JPMorgan Chase discloses major data breach

A cyberattack against JPMorgan Chase & Co this summer has compromised customer information for about 76 million households and seven million small businesses, according to the bank.

The New York-based bank said on Thursday that names, addresses, phone numbers and email addresses were stolen from the company’s servers, but only customers who use the websites Chase.com and JPMorganOnline and the apps ChaseMobile and JPMorgan Mobile were affected.

JPMorgan Chase said there is no evidence that the data breach included account numbers, passwords, Social Security numbers or dates of birth.

It also said it has not seen any unusual customer fraud arising from the data breach.

JPMorgan Chase, the biggest US bank by assets, has been working with law-enforcement officials to investigate the cyberattack.

The bank discovered the intrusion on its servers in mid-August and has since determined that the breach began as early as June, Patricia Wexler, a bank spokesperson, said.

“We have identified and closed the known access paths,” she said, declining to elaborate.

The company also disabled compromised accounts and reset passwords of all its technology employees, Wexler said.

In a post on its Chase.com website, the bank told customers that it does not believe they need to change their password or account information.

Wexler said the bank does not plan to reissue cards as a result of the breach of its servers, noting that customer account information was not stolen.

The breach is yet another in a series of data thefts that have hit financial firms and major retailers.

Series of data thefts

Last month, Home Depot said that malicious software lurking in its check-out terminals between April and September affected 56 million debit and credit cards.

Michaels and Neiman Marcus also have been attacked by hackers in the past year.

A data breach at Target in December compromised 40 million credit and debit cards.

TJX Cos’s theft of 90 million records, disclosed in 2007, remains the largest data breach at a retailer.

Last year, four Russian nationals and a Ukrainian were charged in what has been called the largest hacking and data breach scheme ever prosecuted in the US.

They were accused of running a hacking organisation that penetrated computer networks of more than a dozen major US and international corporations over seven years, stealing and selling at least 160 million credit and debit card numbers, resulting in losses of hundreds of millions of dollars.

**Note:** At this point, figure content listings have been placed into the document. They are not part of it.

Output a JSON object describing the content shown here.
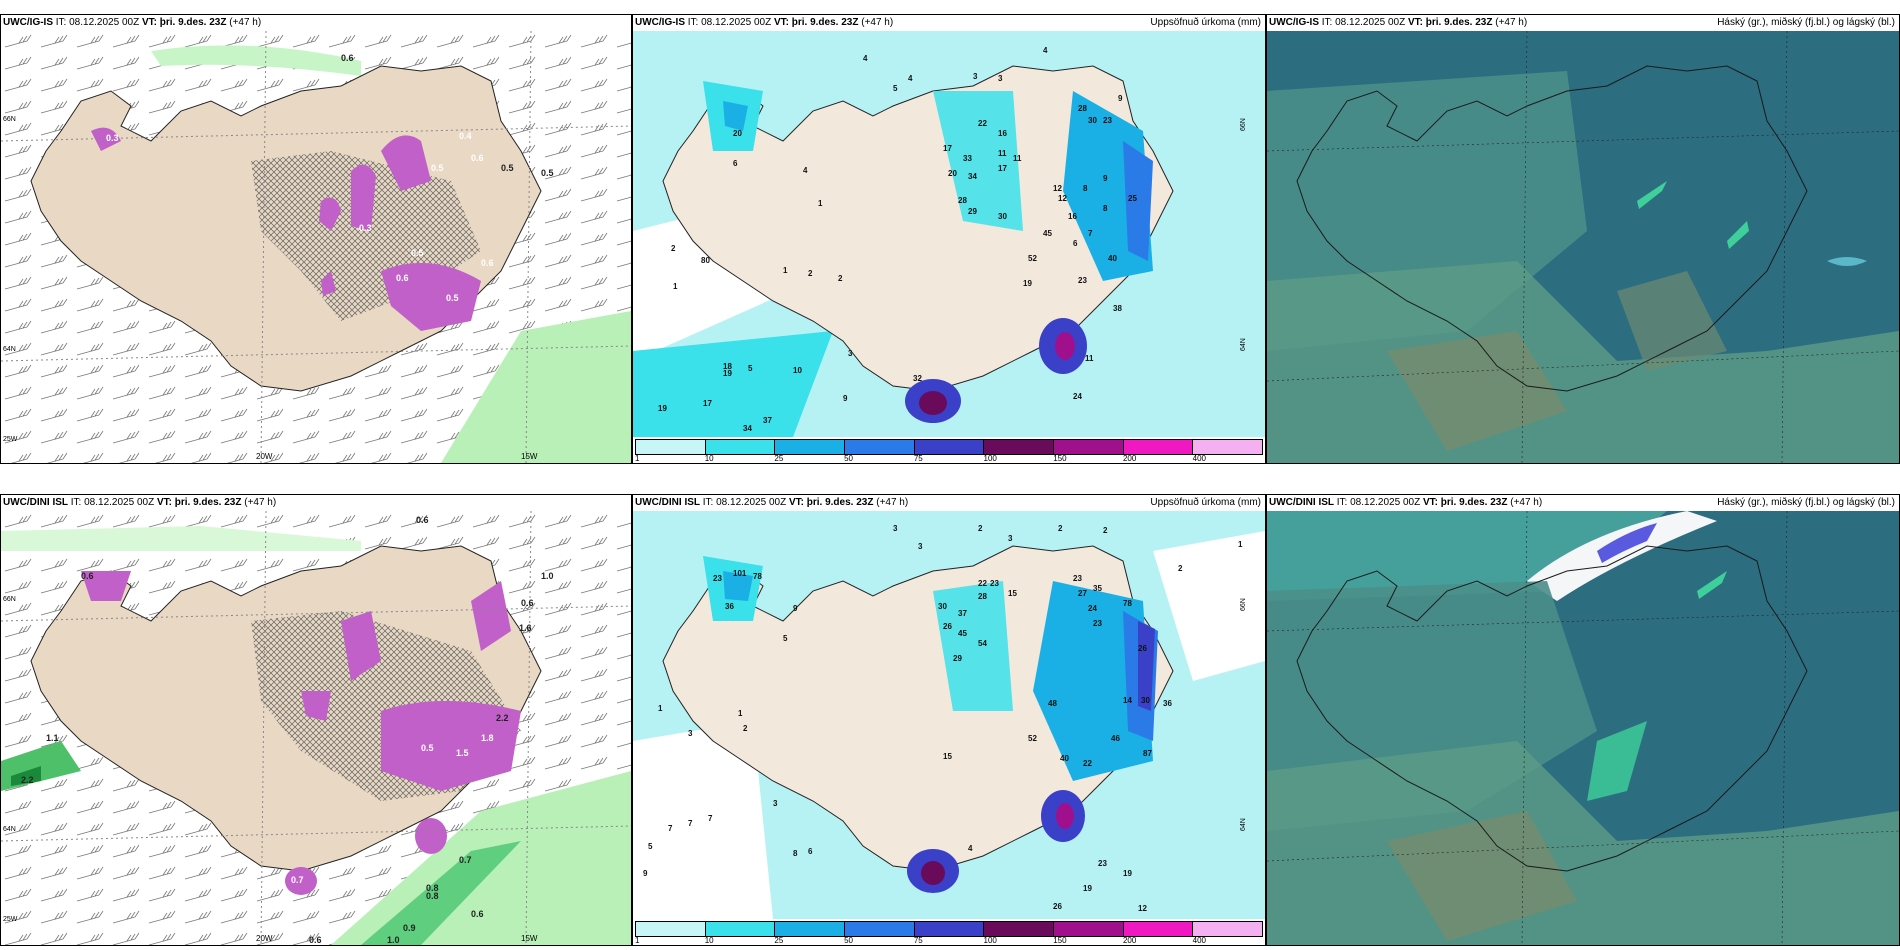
{
  "rows": [
    {
      "wind": {
        "model": "UWC/IG-IS",
        "it_label": "IT:",
        "it_value": "08.12.2025 00Z",
        "vt_label": "VT:",
        "vt_value": "þri. 9.des. 23Z",
        "lead": "(+47 h)",
        "lat_labels": [
          "66N",
          "64N",
          "25W"
        ],
        "lon_labels": [
          "20W",
          "15W"
        ],
        "values": [
          "0.6",
          "0.5",
          "0.4",
          "0.3",
          "0.6",
          "0.5",
          "0.6",
          "0.3",
          "0.5",
          "0.6",
          "0.5",
          "0.5"
        ]
      },
      "precip": {
        "model": "UWC/IG-IS",
        "it_label": "IT:",
        "it_value": "08.12.2025 00Z",
        "vt_label": "VT:",
        "vt_value": "þri. 9.des. 23Z",
        "lead": "(+47 h)",
        "title_right": "Uppsöfnuð úrkoma (mm)",
        "lat_labels": [
          "66N",
          "64N"
        ],
        "values": [
          "4",
          "5",
          "4",
          "3",
          "3",
          "4",
          "20",
          "22",
          "16",
          "28",
          "30",
          "23",
          "9",
          "17",
          "33",
          "11",
          "17",
          "20",
          "34",
          "12",
          "28",
          "29",
          "30",
          "16",
          "45",
          "25",
          "7",
          "52",
          "19",
          "23",
          "40",
          "38",
          "11",
          "32",
          "24",
          "37",
          "34",
          "17",
          "19",
          "18",
          "10",
          "2",
          "1",
          "1",
          "2",
          "80",
          "19",
          "5",
          "18",
          "9",
          "6",
          "4",
          "1",
          "2",
          "3",
          "12",
          "8",
          "8",
          "6",
          "11",
          "9"
        ]
      },
      "cloud": {
        "model": "UWC/IG-IS",
        "it_label": "IT:",
        "it_value": "08.12.2025 00Z",
        "vt_label": "VT:",
        "vt_value": "þri. 9.des. 23Z",
        "lead": "(+47 h)",
        "title_right": "Háský (gr.), miðský (fj.bl.) og lágský (bl.)"
      }
    },
    {
      "wind": {
        "model": "UWC/DINI ISL",
        "it_label": "IT:",
        "it_value": "08.12.2025 00Z",
        "vt_label": "VT:",
        "vt_value": "þri. 9.des. 23Z",
        "lead": "(+47 h)",
        "lat_labels": [
          "66N",
          "64N",
          "25W"
        ],
        "lon_labels": [
          "20W",
          "15W"
        ],
        "values": [
          "0.6",
          "1.0",
          "0.6",
          "2.2",
          "1.1",
          "0.8",
          "0.7",
          "0.6",
          "0.9",
          "1.0",
          "0.6",
          "0.8",
          "1.6",
          "0.5",
          "2.2",
          "1.8",
          "1.5",
          "0.6",
          "0.7"
        ]
      },
      "precip": {
        "model": "UWC/DINI ISL",
        "it_label": "IT:",
        "it_value": "08.12.2025 00Z",
        "vt_label": "VT:",
        "vt_value": "þri. 9.des. 23Z",
        "lead": "(+47 h)",
        "title_right": "Uppsöfnuð úrkoma (mm)",
        "lat_labels": [
          "66N",
          "64N"
        ],
        "values": [
          "3",
          "3",
          "2",
          "2",
          "3",
          "2",
          "1",
          "2",
          "23",
          "101",
          "78",
          "36",
          "9",
          "5",
          "30",
          "37",
          "22",
          "23",
          "28",
          "29",
          "26",
          "45",
          "54",
          "15",
          "23",
          "27",
          "35",
          "78",
          "24",
          "23",
          "26",
          "48",
          "52",
          "40",
          "22",
          "46",
          "14",
          "30",
          "36",
          "87",
          "19",
          "19",
          "12",
          "26",
          "23",
          "15",
          "7",
          "7",
          "7",
          "5",
          "8",
          "9",
          "6",
          "4",
          "3",
          "2",
          "1",
          "1",
          "3"
        ]
      },
      "cloud": {
        "model": "UWC/DINI ISL",
        "it_label": "IT:",
        "it_value": "08.12.2025 00Z",
        "vt_label": "VT:",
        "vt_value": "þri. 9.des. 23Z",
        "lead": "(+47 h)",
        "title_right": "Háský (gr.), miðský (fj.bl.) og lágský (bl.)"
      }
    }
  ],
  "colorbar": {
    "ticks": [
      "1",
      "10",
      "25",
      "50",
      "75",
      "100",
      "150",
      "200",
      "400"
    ],
    "colors": [
      "#c8f5f5",
      "#3ae0ea",
      "#1ab0e6",
      "#2a7be8",
      "#3a40c8",
      "#6a0a5a",
      "#a0108c",
      "#f018c0",
      "#f4b0f0"
    ]
  },
  "colors": {
    "land": "#e8d8c4",
    "sea_precip": "#b6f2f4",
    "cloud_dark": "#2c6d80",
    "cloud_mid": "#4a8e8a",
    "cloud_light": "#5a9a86",
    "magenta": "#c060c8",
    "green": "#b8f0b8"
  }
}
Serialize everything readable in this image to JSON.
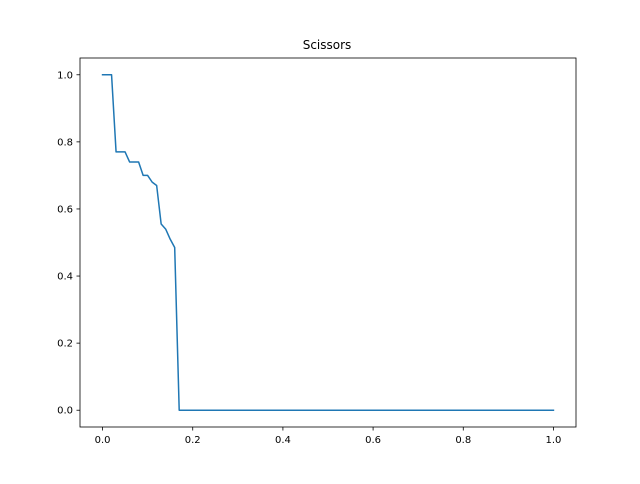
{
  "chart_data": {
    "type": "line",
    "title": "Scissors",
    "xlabel": "",
    "ylabel": "",
    "xlim": [
      -0.05,
      1.05
    ],
    "ylim": [
      -0.05,
      1.05
    ],
    "grid": false,
    "x_ticks": [
      0.0,
      0.2,
      0.4,
      0.6,
      0.8,
      1.0
    ],
    "x_tick_labels": [
      "0.0",
      "0.2",
      "0.4",
      "0.6",
      "0.8",
      "1.0"
    ],
    "y_ticks": [
      0.0,
      0.2,
      0.4,
      0.6,
      0.8,
      1.0
    ],
    "y_tick_labels": [
      "0.0",
      "0.2",
      "0.4",
      "0.6",
      "0.8",
      "1.0"
    ],
    "series": [
      {
        "color": "#1f77b4",
        "x": [
          0.0,
          0.01,
          0.02,
          0.03,
          0.04,
          0.05,
          0.06,
          0.07,
          0.08,
          0.09,
          0.1,
          0.11,
          0.12,
          0.13,
          0.14,
          0.15,
          0.16,
          0.17,
          0.18,
          0.3,
          0.5,
          0.7,
          0.9,
          1.0
        ],
        "y": [
          1.0,
          1.0,
          1.0,
          0.77,
          0.77,
          0.77,
          0.74,
          0.74,
          0.74,
          0.7,
          0.7,
          0.68,
          0.67,
          0.555,
          0.54,
          0.51,
          0.485,
          0.0,
          0.0,
          0.0,
          0.0,
          0.0,
          0.0,
          0.0
        ]
      }
    ]
  }
}
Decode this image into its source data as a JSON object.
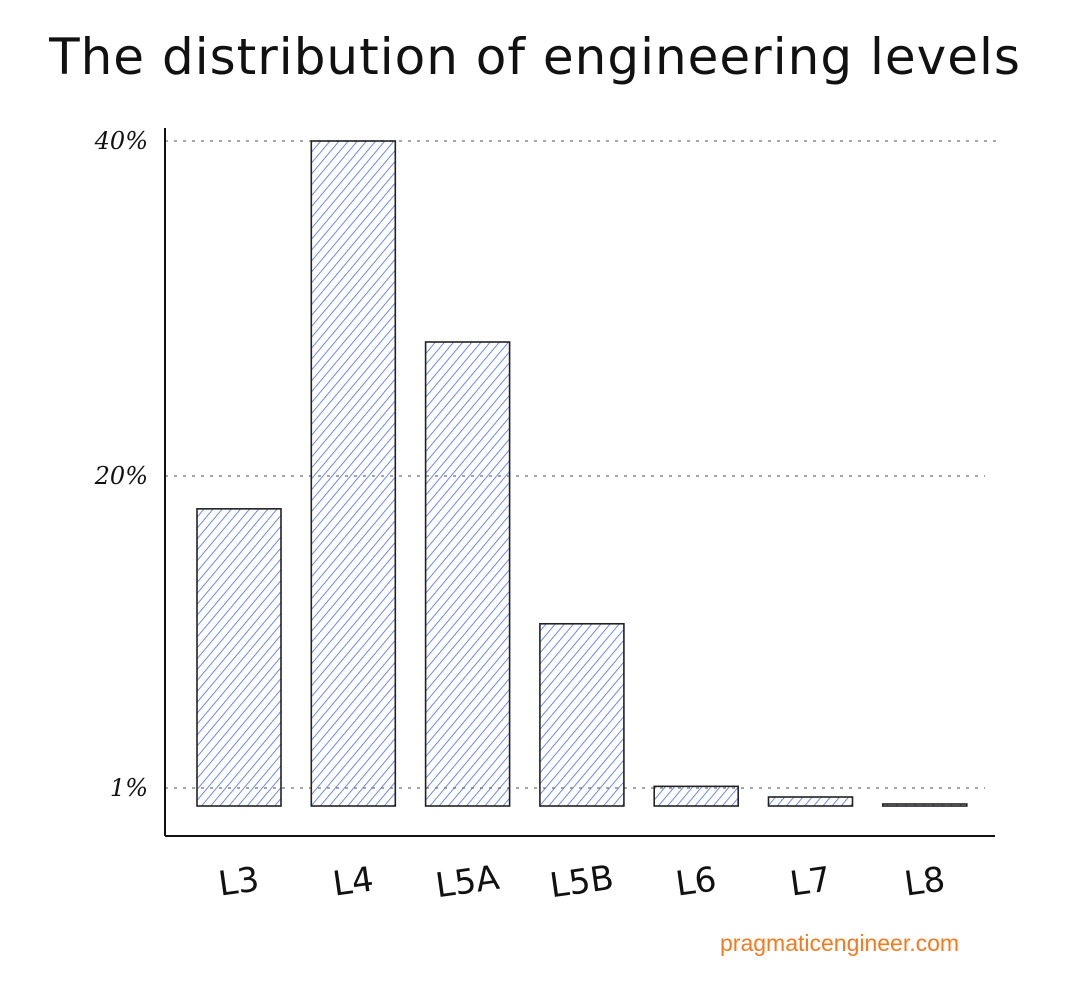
{
  "chart_data": {
    "type": "bar",
    "title": "The distribution of engineering levels",
    "categories": [
      "L3",
      "L4",
      "L5A",
      "L5B",
      "L6",
      "L7",
      "L8"
    ],
    "values": [
      18,
      40,
      28,
      11,
      1.1,
      0.5,
      0.05
    ],
    "y_ticks": [
      {
        "label": "40%",
        "value": 40
      },
      {
        "label": "20%",
        "value": 20
      },
      {
        "label": "1%",
        "value": 1
      }
    ],
    "grid": "dashed horizontal at tick marks",
    "legend": "none"
  },
  "colors": {
    "bar_fill": "#4a6ee0",
    "bar_outline": "#222222",
    "grid": "#888888",
    "source": "#f47a1f"
  },
  "source_text": "pragmaticengineer.com"
}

Heartland Payment Systems Inc, which processes credit and debit cards for businesses, was identified as taking the biggest hit in a scheme starting in 2007 – the theft of more than 130 million card numbers at a loss of about $200m.

Global Payment Systems, another major payment processing company, had nearly one million card numbers stolen, with losses of nearly $93m, according to prosecutors.

JPMorgan Chase’s assurances that they have not found any evidence of the personal data being misused should not be misinterpreted as a reason to rest easy, however.

The information still could be used in a variety of ways to defraud people in the months and years ahead.

Last month JPMorgan Chase began notifying customers that it would reissue credit or debit cards in the wake of the data breach at Home Depot.